Either half of an arch, if overweighted, will break at 2/3 of its
height, the point which corresponds to the perpendicular line above
the middle of its bases, as is seen at *a b*; and this happens
because the weight tends to fall past the point *r*.--And if,
against its nature it should tend to fall towards the point *s* the
arch *n s* would break precisely in its middle. If the arch *n s*
were of a single piece of timber, if the weight placed at *n* should
tend to fall in the line *n m*, the arch would break in the middle
of the arch *e m*, otherwise it will break at one third from the top
at the point a because from *a* to *n* the arch is nearer to the
horizontal than from *a* to *o* and from *o* to *s*, in proportion
as *p t* is greater than *t n*, *a o* will be stronger than *a n*
and likewise in proportion as *s o* is stronger than *o a*, *r p*
will be greater than *p t*.

The arch which is doubled to four times of its thickness will bear four times the weight that the single arch could carry, and more in proportion as the diameter of its thickness goes a smaller number of times into its length. That is to say that if the thickness of the single arch goes ten times into its length, the thickness of the doubled arch will go five times into its length. Hence as the thickness of the double arch goes only half as many times into its length as that of the single arch does, it is reasonable that it should carry half as much more weight as it would have to carry if it were in direct proportion to the single arch. Hence as this double arch has 4 times the thickness of the single arch, it would seem that it ought to bear 4 times the weight; but by the above rule it is shown that it will bear exactly 8 times as much.

The column *c b*, being charged with an equal weight, [on each side]
will be most durable, and the other two outward columns require on
the part outside of their centre as much pressure as there is inside
of their centre, that is, from the centre of the column, towards the
middle of the arch.

Arches which depend on chains for their support will not be very durable.
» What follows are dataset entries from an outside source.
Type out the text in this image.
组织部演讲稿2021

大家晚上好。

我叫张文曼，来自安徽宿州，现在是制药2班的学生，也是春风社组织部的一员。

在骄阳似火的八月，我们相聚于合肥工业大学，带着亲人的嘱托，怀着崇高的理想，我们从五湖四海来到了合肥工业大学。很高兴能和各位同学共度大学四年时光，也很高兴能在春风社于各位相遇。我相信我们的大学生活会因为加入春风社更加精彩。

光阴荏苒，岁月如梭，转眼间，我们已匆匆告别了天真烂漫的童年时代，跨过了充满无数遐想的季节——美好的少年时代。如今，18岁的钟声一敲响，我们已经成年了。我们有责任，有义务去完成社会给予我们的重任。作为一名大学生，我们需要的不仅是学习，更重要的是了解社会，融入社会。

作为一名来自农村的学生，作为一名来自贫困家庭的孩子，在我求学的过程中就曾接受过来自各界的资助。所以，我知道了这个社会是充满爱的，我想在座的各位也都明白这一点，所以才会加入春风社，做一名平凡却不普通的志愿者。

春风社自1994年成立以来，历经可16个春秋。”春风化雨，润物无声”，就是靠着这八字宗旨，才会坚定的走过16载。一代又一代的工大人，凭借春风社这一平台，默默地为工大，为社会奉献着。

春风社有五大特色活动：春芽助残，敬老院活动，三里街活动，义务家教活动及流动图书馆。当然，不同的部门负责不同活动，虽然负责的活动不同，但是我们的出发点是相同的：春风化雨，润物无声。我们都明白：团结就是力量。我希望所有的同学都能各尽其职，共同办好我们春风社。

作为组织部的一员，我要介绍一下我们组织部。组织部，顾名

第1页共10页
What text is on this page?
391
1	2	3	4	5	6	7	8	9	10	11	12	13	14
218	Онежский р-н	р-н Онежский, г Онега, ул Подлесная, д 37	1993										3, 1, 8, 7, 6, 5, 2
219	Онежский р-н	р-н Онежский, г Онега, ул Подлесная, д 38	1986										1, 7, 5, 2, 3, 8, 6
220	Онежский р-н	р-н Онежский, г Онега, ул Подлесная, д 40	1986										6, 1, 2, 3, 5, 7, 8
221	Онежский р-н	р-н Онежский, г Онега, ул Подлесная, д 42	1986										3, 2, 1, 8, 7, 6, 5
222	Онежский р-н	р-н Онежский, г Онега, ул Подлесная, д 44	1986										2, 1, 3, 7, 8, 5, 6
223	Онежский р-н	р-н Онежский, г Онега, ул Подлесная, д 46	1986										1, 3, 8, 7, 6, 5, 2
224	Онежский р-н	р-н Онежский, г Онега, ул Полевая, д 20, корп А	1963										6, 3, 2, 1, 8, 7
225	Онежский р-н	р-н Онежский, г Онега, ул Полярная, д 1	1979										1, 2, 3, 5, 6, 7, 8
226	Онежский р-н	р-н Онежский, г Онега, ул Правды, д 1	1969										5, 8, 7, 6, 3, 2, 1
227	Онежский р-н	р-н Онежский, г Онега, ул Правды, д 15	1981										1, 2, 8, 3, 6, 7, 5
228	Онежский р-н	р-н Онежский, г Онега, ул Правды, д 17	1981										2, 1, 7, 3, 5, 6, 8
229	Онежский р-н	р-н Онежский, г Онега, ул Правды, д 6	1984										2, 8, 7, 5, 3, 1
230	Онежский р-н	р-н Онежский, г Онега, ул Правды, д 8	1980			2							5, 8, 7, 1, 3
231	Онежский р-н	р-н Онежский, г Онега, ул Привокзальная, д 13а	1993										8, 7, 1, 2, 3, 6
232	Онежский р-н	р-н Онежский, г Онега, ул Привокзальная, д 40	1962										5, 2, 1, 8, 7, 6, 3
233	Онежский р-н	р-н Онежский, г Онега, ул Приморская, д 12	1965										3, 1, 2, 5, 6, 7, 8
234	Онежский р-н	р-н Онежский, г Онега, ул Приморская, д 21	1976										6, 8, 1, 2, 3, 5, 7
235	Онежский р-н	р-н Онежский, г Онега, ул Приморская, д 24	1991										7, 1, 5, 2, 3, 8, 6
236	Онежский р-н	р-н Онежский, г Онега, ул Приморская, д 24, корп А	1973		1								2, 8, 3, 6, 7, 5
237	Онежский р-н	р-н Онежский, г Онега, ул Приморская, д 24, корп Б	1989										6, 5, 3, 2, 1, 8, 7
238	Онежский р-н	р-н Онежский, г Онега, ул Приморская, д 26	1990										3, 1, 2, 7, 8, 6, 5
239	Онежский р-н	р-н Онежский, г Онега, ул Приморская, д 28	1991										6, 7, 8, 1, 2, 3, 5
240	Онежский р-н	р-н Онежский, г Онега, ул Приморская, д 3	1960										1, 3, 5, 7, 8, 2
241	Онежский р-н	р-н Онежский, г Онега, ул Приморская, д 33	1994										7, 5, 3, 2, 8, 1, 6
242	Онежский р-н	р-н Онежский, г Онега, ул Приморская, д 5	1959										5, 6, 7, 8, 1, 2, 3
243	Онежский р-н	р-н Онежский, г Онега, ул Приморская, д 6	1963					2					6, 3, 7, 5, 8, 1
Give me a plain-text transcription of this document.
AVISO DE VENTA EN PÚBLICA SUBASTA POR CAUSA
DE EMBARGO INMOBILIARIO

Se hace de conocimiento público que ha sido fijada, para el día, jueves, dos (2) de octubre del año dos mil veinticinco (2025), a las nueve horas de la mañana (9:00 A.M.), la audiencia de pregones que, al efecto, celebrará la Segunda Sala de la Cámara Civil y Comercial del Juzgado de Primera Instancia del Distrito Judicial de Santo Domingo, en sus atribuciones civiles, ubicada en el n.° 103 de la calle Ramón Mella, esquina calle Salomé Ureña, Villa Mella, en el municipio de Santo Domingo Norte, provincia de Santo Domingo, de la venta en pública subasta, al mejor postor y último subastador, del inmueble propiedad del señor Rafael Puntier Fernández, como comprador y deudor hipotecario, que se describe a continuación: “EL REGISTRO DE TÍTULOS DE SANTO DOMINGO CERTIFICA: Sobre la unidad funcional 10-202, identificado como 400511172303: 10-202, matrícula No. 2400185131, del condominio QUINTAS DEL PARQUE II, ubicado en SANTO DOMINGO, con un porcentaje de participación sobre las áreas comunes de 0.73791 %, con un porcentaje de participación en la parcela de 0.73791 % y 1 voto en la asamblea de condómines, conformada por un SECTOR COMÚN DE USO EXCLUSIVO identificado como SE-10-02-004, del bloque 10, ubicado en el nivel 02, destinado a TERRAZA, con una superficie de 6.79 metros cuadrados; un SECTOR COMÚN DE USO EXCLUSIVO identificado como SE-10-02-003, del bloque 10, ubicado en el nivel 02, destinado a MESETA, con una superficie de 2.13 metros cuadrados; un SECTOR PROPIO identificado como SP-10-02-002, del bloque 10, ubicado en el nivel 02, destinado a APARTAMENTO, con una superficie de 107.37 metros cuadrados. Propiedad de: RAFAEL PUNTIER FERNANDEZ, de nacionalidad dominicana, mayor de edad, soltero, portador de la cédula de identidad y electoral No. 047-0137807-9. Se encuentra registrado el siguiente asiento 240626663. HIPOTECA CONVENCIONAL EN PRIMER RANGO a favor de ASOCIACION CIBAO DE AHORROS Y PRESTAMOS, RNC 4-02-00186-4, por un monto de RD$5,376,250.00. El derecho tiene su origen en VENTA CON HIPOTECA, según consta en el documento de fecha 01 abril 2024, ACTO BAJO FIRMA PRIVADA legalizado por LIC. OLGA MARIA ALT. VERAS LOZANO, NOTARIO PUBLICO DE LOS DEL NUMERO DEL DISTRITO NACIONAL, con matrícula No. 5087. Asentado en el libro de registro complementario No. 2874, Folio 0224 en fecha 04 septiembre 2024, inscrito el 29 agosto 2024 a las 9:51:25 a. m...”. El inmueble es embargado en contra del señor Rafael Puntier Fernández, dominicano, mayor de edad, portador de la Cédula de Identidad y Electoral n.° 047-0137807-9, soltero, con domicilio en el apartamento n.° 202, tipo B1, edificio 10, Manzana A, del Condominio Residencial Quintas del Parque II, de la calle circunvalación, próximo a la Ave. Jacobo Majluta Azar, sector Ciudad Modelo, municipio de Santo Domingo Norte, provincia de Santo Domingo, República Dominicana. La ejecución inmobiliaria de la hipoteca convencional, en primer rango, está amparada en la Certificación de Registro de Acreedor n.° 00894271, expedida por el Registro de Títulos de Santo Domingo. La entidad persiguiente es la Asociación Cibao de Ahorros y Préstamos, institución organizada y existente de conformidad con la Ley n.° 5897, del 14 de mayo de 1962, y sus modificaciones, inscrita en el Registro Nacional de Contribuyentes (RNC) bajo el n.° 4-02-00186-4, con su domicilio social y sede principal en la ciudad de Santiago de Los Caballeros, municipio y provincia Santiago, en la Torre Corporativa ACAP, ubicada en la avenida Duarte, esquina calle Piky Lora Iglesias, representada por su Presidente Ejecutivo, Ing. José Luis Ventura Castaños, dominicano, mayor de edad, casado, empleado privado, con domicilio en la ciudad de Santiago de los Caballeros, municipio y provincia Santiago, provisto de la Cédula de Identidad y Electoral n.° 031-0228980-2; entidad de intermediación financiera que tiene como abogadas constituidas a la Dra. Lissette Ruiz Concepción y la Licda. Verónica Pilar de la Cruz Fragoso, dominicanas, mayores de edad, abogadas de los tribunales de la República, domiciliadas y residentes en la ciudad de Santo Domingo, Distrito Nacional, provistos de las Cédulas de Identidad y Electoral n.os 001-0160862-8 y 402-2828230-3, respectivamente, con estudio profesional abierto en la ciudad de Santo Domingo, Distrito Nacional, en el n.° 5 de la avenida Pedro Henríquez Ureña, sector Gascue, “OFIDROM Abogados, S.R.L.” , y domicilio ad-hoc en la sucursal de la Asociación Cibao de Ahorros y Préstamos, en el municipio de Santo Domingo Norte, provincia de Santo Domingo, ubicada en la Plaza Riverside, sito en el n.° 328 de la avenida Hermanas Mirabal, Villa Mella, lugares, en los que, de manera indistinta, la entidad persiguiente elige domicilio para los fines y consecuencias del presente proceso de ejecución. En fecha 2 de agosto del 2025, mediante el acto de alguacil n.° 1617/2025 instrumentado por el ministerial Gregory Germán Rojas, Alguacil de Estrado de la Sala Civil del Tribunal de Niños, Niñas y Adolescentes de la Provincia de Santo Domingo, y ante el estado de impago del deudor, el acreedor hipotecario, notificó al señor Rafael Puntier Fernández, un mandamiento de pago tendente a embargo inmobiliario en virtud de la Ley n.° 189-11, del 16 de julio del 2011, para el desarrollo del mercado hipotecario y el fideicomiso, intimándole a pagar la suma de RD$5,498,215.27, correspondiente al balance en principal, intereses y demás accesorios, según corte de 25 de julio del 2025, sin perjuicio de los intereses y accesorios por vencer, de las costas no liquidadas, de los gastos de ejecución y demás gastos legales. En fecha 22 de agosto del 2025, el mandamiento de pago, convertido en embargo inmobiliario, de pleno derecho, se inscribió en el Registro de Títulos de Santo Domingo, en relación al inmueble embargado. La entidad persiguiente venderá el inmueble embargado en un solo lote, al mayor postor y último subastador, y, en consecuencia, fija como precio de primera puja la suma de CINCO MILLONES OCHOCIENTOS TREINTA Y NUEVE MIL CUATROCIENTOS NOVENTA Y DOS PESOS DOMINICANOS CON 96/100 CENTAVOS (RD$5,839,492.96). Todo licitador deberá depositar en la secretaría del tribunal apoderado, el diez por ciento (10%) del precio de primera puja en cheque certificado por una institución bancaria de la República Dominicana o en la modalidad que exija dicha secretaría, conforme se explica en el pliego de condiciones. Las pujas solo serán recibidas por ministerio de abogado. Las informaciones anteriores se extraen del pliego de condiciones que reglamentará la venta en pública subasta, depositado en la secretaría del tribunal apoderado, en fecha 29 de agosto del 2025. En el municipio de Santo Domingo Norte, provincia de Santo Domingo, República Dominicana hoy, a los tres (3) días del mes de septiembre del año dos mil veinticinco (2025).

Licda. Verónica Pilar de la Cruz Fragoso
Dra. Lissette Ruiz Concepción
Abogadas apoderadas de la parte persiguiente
The arch itself tends to fall. If the arch be 30 braccia and the interval between the walls which carry it be 20, we know that 30 cannot pass through the 20 unless 20 becomes likewise 30. Hence the arch being crushed by the excess of weight, and the walls offering insufficient resistance, part, and afford room between them, for the fall of the arch.

But if you do not wish to strengthen the arch with an iron tie you
must give it such abutments as can resist the thrust; and you can do
this thus: fill up the spandrels *m n* with stones, and direct the
lines of the joints between them to the centre of the circle of the
arch, and the reason why this makes the arch durable is this. We
know very well that if the arch is loaded with an excess of weight
above its quarter as *a b*, the wall *f g* will be thrust outwards
because the arch would yield in that direction; if the other quarter
*b c* were loaded, the wall *f g* would be thrust inwards, if it
were not for the line of stones *x y* which resists this.